The monitoring of behavioral changes in cattle and buffaloes is very necessary. The animals resting behavior has been monitored by various technologies. In [23], the authors used a 3D pedometer to assess the active motion and resting time of dairy cows in a tie-stall housed system, while in another study [15], the authors used RumiWatch to monitor the locomotion of dairy cows in grazing land. Both found that cows resting times were similar using monitoring technology or visual observation. The resting behavior (lying time) was similar when monitored by NEDAP or visual observation; however, standing time was less when monitored by NEDAP than that by visual observation. The difference between NEDAP and visual observation may be due to inaccurate observation of human observers or inaccurate timing of human observers. In a previous report, the resting behavior was measured by a behavioral-monitoring collar, and the results were in agreement with visual observation in cattle [18]. Another scientist [6] also observed similar results on lying and inactive behaviors in cows. It is not surprising that resting behaviors (lying and standing) had similar results when monitored by visual observation and monitoring technology, as there is no movement in resting behaviors [17]. The monitoring of lying behavior is very important for the diagnosis of disease conditions such as ketosis [21], or when animals are lethargic [12] or have depression [3].
A direct correlation is present between behavioral change in animals and any type of disease [1]. Therefore, in the current study, the correlation of NEDAP tags and visual observation was determined based on feeding, rumination, lying, and standing variables. In the current study, we found a high correlation of feeding and lying behaviors (0.9; p < 0.001) between NEDAP and visual observation; however, a moderate correlation was found in rumination and standing behaviors. A similar finding was observed in [5], using rumination collars, in [4], using ear attachment sensor, in [8], using Rami watch system on grazing dairy cows, and in [24], using monitoring technology on free-stall housed cattle.

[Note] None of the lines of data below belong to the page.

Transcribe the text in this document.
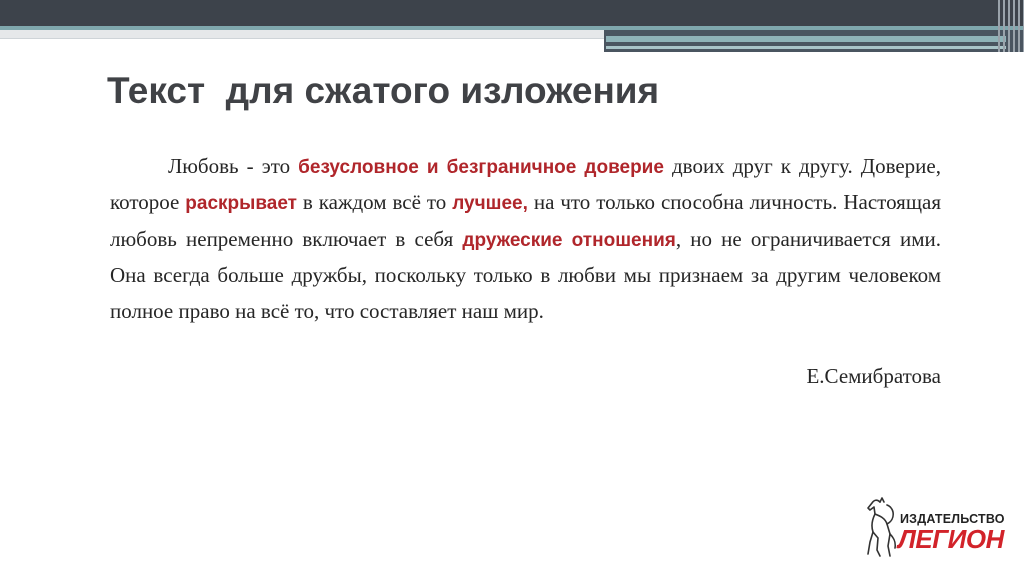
Текст  для сжатого изложения
Любовь - это безусловное и безграничное доверие двоих друг к другу. Доверие, которое раскрывает в каждом всё то лучшее, на что только способна личность. Настоящая любовь непременно включает в себя дружеские отношения, но не ограничивается ими. Она всегда больше дружбы, поскольку только в любви мы признаем за другим человеком полное право на всё то, что составляет наш мир.
Е.Семибратова
ИЗДАТЕЛЬСТВО
ЛЕГИОН
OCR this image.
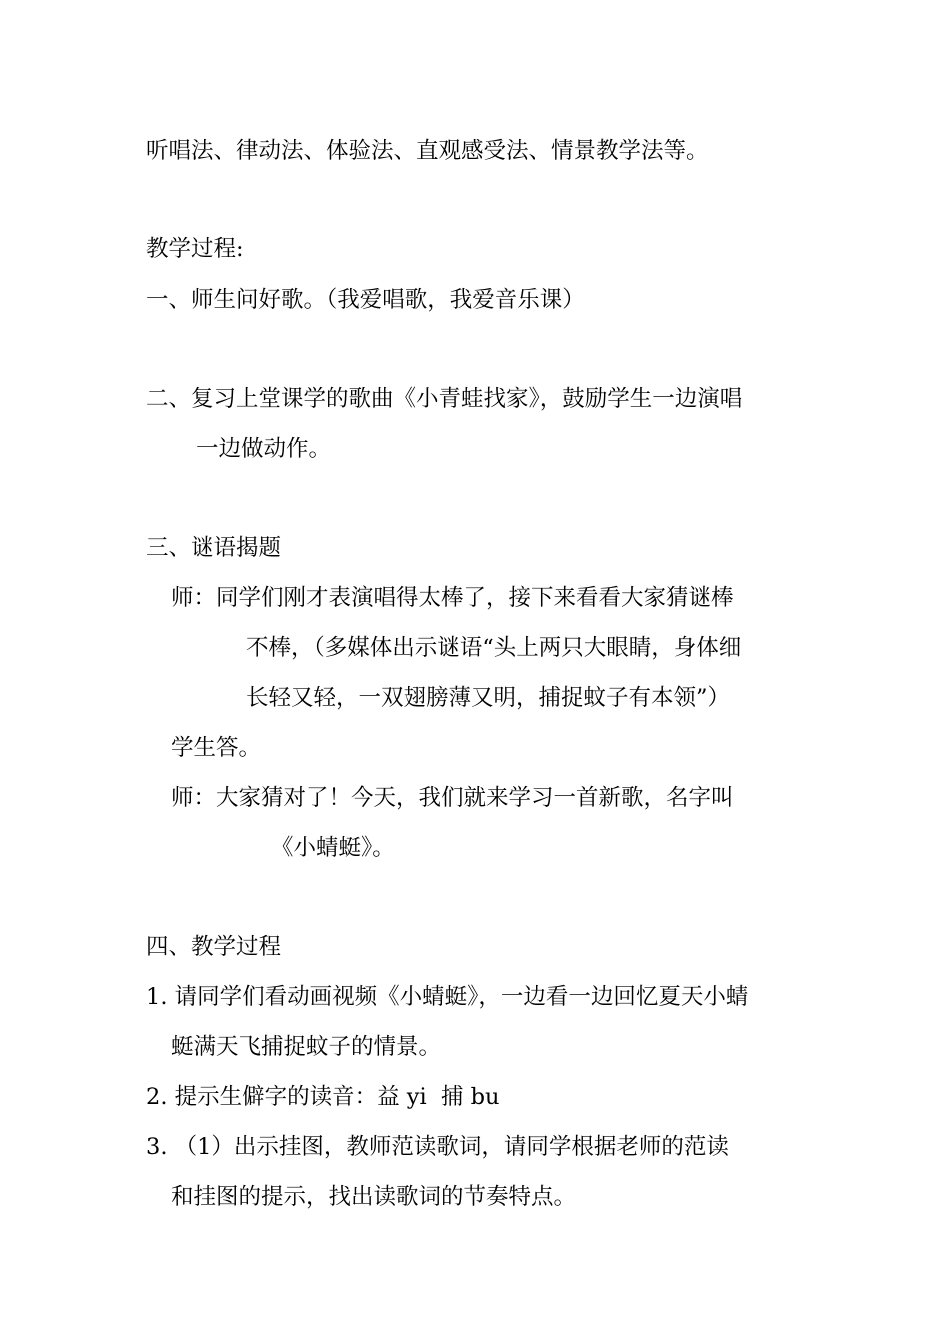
听唱法、律动法、体验法、直观感受法、情景教学法等。
教学过程:
一、师生问好歌。（我爱唱歌，我爱音乐课）
二、复习上堂课学的歌曲《小青蛙找家》，鼓励学生一边演唱
一边做动作。
三、谜语揭题
师：同学们刚才表演唱得太棒了，接下来看看大家猜谜棒
不棒，（多媒体出示谜语“头上两只大眼睛，身体细
长轻又轻，一双翅膀薄又明，捕捉蚊子有本领”）
学生答。
师：大家猜对了！今天，我们就来学习一首新歌，名字叫
《小蜻蜓》。
四、教学过程
1. 请同学们看动画视频《小蜻蜓》，一边看一边回忆夏天小蜻
蜓满天飞捕捉蚊子的情景。
2. 提示生僻字的读音：益 yi  捕 bu
3. （1）出示挂图，教师范读歌词，请同学根据老师的范读
和挂图的提示，找出读歌词的节奏特点。
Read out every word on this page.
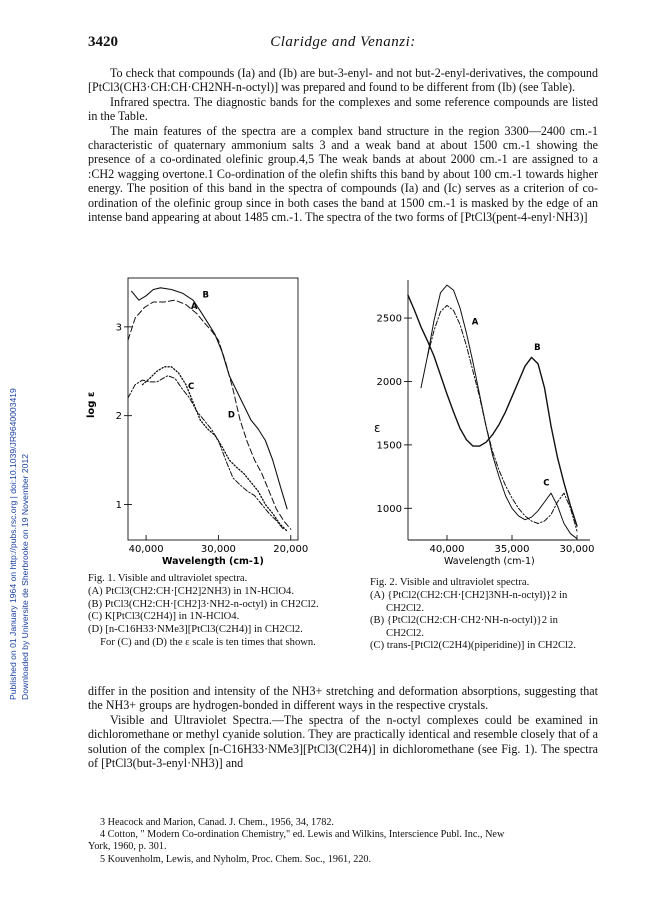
Published on 01 January 1964 on http://pubs.rsc.org | doi:10.1039/JR9640003419 Downloaded by Universite de Sherbrooke on 19 November 2012
3420	Claridge and Venanzi:

To check that compounds (Ia) and (Ib) are but-3-enyl- and not but-2-enyl-derivatives, the compound [PtCl3(CH3·CH:CH·CH2NH-n-octyl)] was prepared and found to be different from (Ib) (see Table).

Infrared spectra. The diagnostic bands for the complexes and some reference compounds are listed in the Table.

The main features of the spectra are a complex band structure in the region 3300—2400 cm.-1 characteristic of quaternary ammonium salts 3 and a weak band at about 1500 cm.-1 showing the presence of a co-ordinated olefinic group.4,5 The weak bands at about 2000 cm.-1 are assigned to a :CH2 wagging overtone.1 Co-ordination of the olefin shifts this band by about 100 cm.-1 towards higher energy. The position of this band in the spectra of compounds (Ia) and (Ic) serves as a criterion of co-ordination of the olefinic group since in both cases the band at 1500 cm.-1 is masked by the edge of an intense band appearing at about 1485 cm.-1. The spectra of the two forms of [PtCl3(pent-4-enyl·NH3)]

40,000	30,000	20,000
1
2
3
A
B
C
D
Wavelength (cm-1)
log ε

Fig. 1. Visible and ultraviolet spectra.

(A) PtCl3(CH2:CH·[CH2]2NH3) in 1N-HClO4.

(B) PtCl3(CH2:CH·[CH2]3·NH2-n-octyl) in CH2Cl2.

(C) K[PtCl3(C2H4)] in 1N-HClO4.

(D) [n-C16H33·NMe3][PtCl3(C2H4)] in CH2Cl2.

For (C) and (D) the ε scale is ten times that shown.

40,000	35,000	30,000
1000
1500
2000
2500	A
B
C
Wavelength (cm-1)
ε

Fig. 2. Visible and ultraviolet spectra.

(A) {PtCl2(CH2:CH·[CH2]3NH-n-octyl)}2 in CH2Cl2.

(B) {PtCl2(CH2:CH·CH2·NH-n-octyl)}2 in CH2Cl2.

(C) trans-[PtCl2(C2H4)(piperidine)] in CH2Cl2.

differ in the position and intensity of the NH3+ stretching and deformation absorptions, suggesting that the NH3+ groups are hydrogen-bonded in different ways in the respective crystals.

Visible and Ultraviolet Spectra.—The spectra of the n-octyl complexes could be examined in dichloromethane or methyl cyanide solution. They are practically identical and resemble closely that of a solution of the complex [n-C16H33·NMe3][PtCl3(C2H4)] in dichloromethane (see Fig. 1). The spectra of [PtCl3(but-3-enyl·NH3)] and

3 Heacock and Marion, Canad. J. Chem., 1956, 34, 1782.

4 Cotton, " Modern Co-ordination Chemistry," ed. Lewis and Wilkins, Interscience Publ. Inc., New

York, 1960, p. 301.

5 Kouvenholm, Lewis, and Nyholm, Proc. Chem. Soc., 1961, 220.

In the current study, the CCC correlation between NEDAP and visual observation was moderate for feeding and lying behaviors but high for rumination and standing behaviors. Our findings are in agreement with those reported in previous studies—namely, in [23], using a 3D pedometer sensor in tie-stall cows; in [20], using monitoring technology on dairy Holstein cattle, in [10], using NEDAP technology in dairy cows. However, little change was present in the CCC correlation of technology and visual observation in the finding on grazing cattle [15], and free-stall cattle, sheep, and goats [17]. These findings suggested that validation and precision can be changed by using technologies on different housed systems animals [18] and by the health status of animals [9].
The findings of the current study for behavioral changes that were monitored by NEDAP vs. visual observation and video recording suggested a high precision of NEDAP neck and leg tags in buffaloes, based on high bias correlation (Cb 1.00 and 0.97), with the mean difference near 0 for feeding and rumination. In [20], the authors found high bias correlations for feeding and rumination behaviors, which were monitored by accelerometer ear tags. Another researcher [13] used a microphone collar in grazing cows and reported a high bias correlation, with 95% interval agreement of the Bland–Altman plot. In [11], the authors used a nose pressure band, while the authors of [22] used behavioral monitoring collars in beef cows; both reported high Bland–Altman plot agreement, with a high bias correlation. All these studies showed high accuracy of monitoring devices on feeding, rumination, and resting activities in dairy and beef cattle. All these reports were performed on cattle but no such types of monitoring systems have been used for buffaloes to detect the metabolic disorders earlier and improve the health status of buffaloes.
In our view, previously, different sensors or monitoring systems were used to monitor behaviors in dairy and beef cattle. All these sensors monitored feeding [14] or eating [8] considerably accurately and sufficiently, and they are reliable. For resting ear [6], neck [16], and head, collars are not sufficient due to the fact that their position can be misplaced during feeding, etc. While it is true that collars can be misplaced, ear tag accelerometers cannot [15,18]. They stated that human observation is also a reliable source and method to detect feeding, rumination, eating, and resting behavioral changes in dairy and beef cattle [10]. There is a limitation in this method, i.e., the limitation of a well-trained observer and accurate timing by observer [4]. The findings of the current study eliminate such types of problems in monitoring technology, and these findings also improve our understanding of the early response against abnormal changes.

5. Conclusions

To the best of our knowledge, this is the first study to validate the precision of NEDAP neck and leg tags monitoring for feeding, rumination, lying, and standing behaviors in buffaloes. The feeding, rumination, lying, and standing behavioral changes monitored by NEDAP tags were highly precise and acceptable, compared with visual observation and video recording. The results of our study suggest that the NEDAP technology can be used in commercial dairy buffalo farms to monitor behavioral changes for scientific, health, and management purposes. Further research is needed to evaluate the technology regarding diseases diagnosis in buffaloes.

Author Contributions

R.A.Q. conceived, executed, analyzed, and wrote the manuscript. J.A.B. and A.K. statistically analyzed the data. N.A. designed the experiment and critically reviewed the manuscript. All authors have read and agreed to the published version of the manuscript.

Funding

There is no any funding involved, therefore, APC for this article will be beared by the authors.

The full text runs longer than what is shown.